Central to it all is a titanic struggle between demand and supply for critical medicines, oxygen, ambulance services and even for sweet lime and coconut water with crafty middlemen making the most of it.
India, it is often said, is a land of contradictions and it has been reinforced by the unfolding Covid crisis. The rising caseload – currently at a worryingly high level of around 400,000 new cases each day – has laid bare a hugely benevolent side of Indians as well as an utterly ugly face. At one end, there are conscientious individuals donating personal wealth, gathering resources or giving up a hospital bed in favour of a younger person or a gurudwara offering oxygen langars (their famed community kitchen concept now repurposed to dispense oxygen) to well-meaning philanthropists helping non-governmental organisations to bridge the gaps in the fight against Covid.
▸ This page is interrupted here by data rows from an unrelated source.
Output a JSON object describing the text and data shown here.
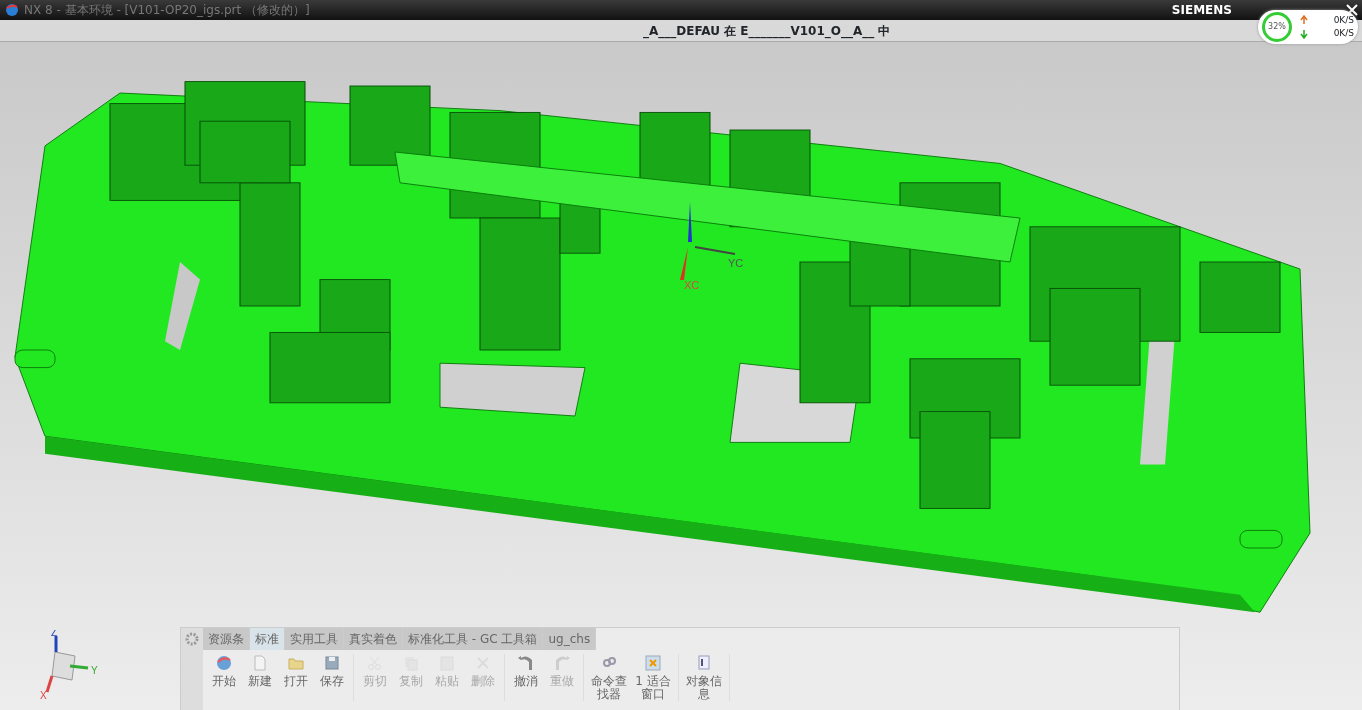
{
  "window": {
    "title": "NX 8 - 基本环境 - [V101-OP20_igs.prt （修改的）]",
    "brand": "SIEMENS"
  },
  "info_bar": {
    "text": "_A___DEFAU 在 E_______V101_O__A__ 中"
  },
  "network_monitor": {
    "percent": "32%",
    "upload": "0K/S",
    "download": "0K/S"
  },
  "viewport": {
    "wcs_labels": [
      "XC",
      "YC"
    ],
    "triad_labels": [
      "Z",
      "Y",
      "X"
    ]
  },
  "ribbon": {
    "tabs": [
      {
        "label": "资源条",
        "selected": false
      },
      {
        "label": "标准",
        "selected": true
      },
      {
        "label": "实用工具",
        "selected": false
      },
      {
        "label": "真实着色",
        "selected": false
      },
      {
        "label": "标准化工具 - GC 工具箱",
        "selected": false
      },
      {
        "label": "ug_chs",
        "selected": false
      }
    ],
    "groups": [
      [
        {
          "label": "开始",
          "kind": "start",
          "disabled": false
        },
        {
          "label": "新建",
          "kind": "new",
          "disabled": false
        },
        {
          "label": "打开",
          "kind": "open",
          "disabled": false
        },
        {
          "label": "保存",
          "kind": "save",
          "disabled": false
        }
      ],
      [
        {
          "label": "剪切",
          "kind": "cut",
          "disabled": true
        },
        {
          "label": "复制",
          "kind": "copy",
          "disabled": true
        },
        {
          "label": "粘贴",
          "kind": "paste",
          "disabled": true
        },
        {
          "label": "删除",
          "kind": "delete",
          "disabled": true
        }
      ],
      [
        {
          "label": "撤消",
          "kind": "undo",
          "disabled": false
        },
        {
          "label": "重做",
          "kind": "redo",
          "disabled": true
        }
      ],
      [
        {
          "label": "命令查找器",
          "kind": "finder",
          "disabled": false
        },
        {
          "label": "1 适合窗口",
          "kind": "fit",
          "disabled": false
        }
      ],
      [
        {
          "label": "对象信息",
          "kind": "info",
          "disabled": false
        }
      ]
    ]
  }
}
At the other end, is an ugly face of humanity with unscrupulous elements exploiting the vulnerable. Central to it all is a titanic struggle between demand and supply for critical medicines, oxygen, ambulance services and even for sweet lime and coconut water with crafty middlemen making the most of it. Prices of many of these products and services have seen a 10-fold rise.
Desperate patients and their families, seeing little hope amid the gloom, reach out to anybody having any link with healthcare with prayers to help source a hospital bed, an oxygen cylinder or some critical medicines.
Sourcing onus with the patient
“This is shocking, very disturbing and so very unfortunate,” says Kiran Mazumdar-Shaw, philanthropist and chairperson of Biocon, India’s leading biopharmaceutical company. She feels, “the key reason for the problem is that the onus of sourcing critical medicines or oxygen, being left to the patient instead of the hospitals. These should all be stocked in the pharmacies of the hospitals and wherever there is central government control on the distribution of certain medicines then the hospitals need to work with the government and ensure that supplies are made available to the hospitals.”
Based on her own experience, she says, “if it is possible for hospitals to procure medicines like Itolizumab from Biocon, then it sure can be done for other critical medicines and equipment too.”
If a drug inspector does his or her job well but ends up confiscating the medicines or taking punitive action against the buyer (a member of the patient’s family), who is left desperate and to fend for self, it hardly helps in the midst of a pandemic. Some feel the focus could be to bring down the gap between demand and supply. Either there could be innovative ways to augment supplies or to channelize them in a fashion that the burden is not on the patient. The other option is to check unwarranted demand – for, not all patients need a long list of medications.
Checking Irrational Demand
A leading healthcare scientist and philanthropist who has been tracking the Covid-related developments in the country and backing efforts of development institutions at bridging the gaps in the fight against Covid-19, feels, one way to deal with the problem is to attack the unreasonable demand. Some of the medicines, he says, are still experimental drugs with no real data to prove their effectiveness and in fact, some could even prove counter-productive by producing gastritis in patients and reducing their dietary intake. Preferring to stay anonymous, he says, we need to check reckless over-treatment and long prescriptions and invest more in systems and interventions that can prevent patients from having the need to flood the hospitals. But then, there are challenges, if stringent penal action against indiscriminate medication were to be a solution to deter healthcare providers from taking the risks, physicians say, sometimes they are compelled to prescribe medicines because of pressure from the patient’s families and even if the doctors are not convinced with the effectiveness of an experimental drug, they point out that they just do not have the energy or the time to argue with the patients and end up prescribing them anyway.
Current needs, future approach
Responding to the concerns raised by his colleague in India on the rising greed and a tendency to exploit the current health crisis, Nobel Laureate Professor Muhammad Yunus, the founder of the Grameen model of microcredit that many from the Indian microfinance and financial inclusion sphere followed, says, “these unprecedented situations unleash the forces of good as well as evil.” The important thing, whether within the context of the virus or the other adverse developments, he says is “while we pay attention to the overwhelming needs of the present, we must not miss the opportunity for preparing for the future. We must come up with ideas and initiatives to make institutional and policy changes to make sure in future such things are not repeated.”
Or as Dr Rajiv Kumar, economist and the vice-chairman at the Niti Aayog, when asked for a view on the rapacious predators taking advantage of the vulnerable in these trying times, says: “what we need in the country is a moral renaissance that is able to make people put community interests ahead of self and see value in what Mahatma Gandhi always said: ends don’t justify the means.”
Why single out Covid?
But then, anyone who has tracked healthcare in India may argue there is no reason to single out Covid. After all, have we not heard in the past of black-marketing of drugs, fake medicines being sold and over treatment happening? They often argue that the real problem lies in not having a functioning system in healthcare for the poor and the middle class. Until the endemic problem of a rickety healthcare infrastructure and a faltering system is not corrected, these episodes will keep repeating and like the happenings at the moment, seem even more widely spread.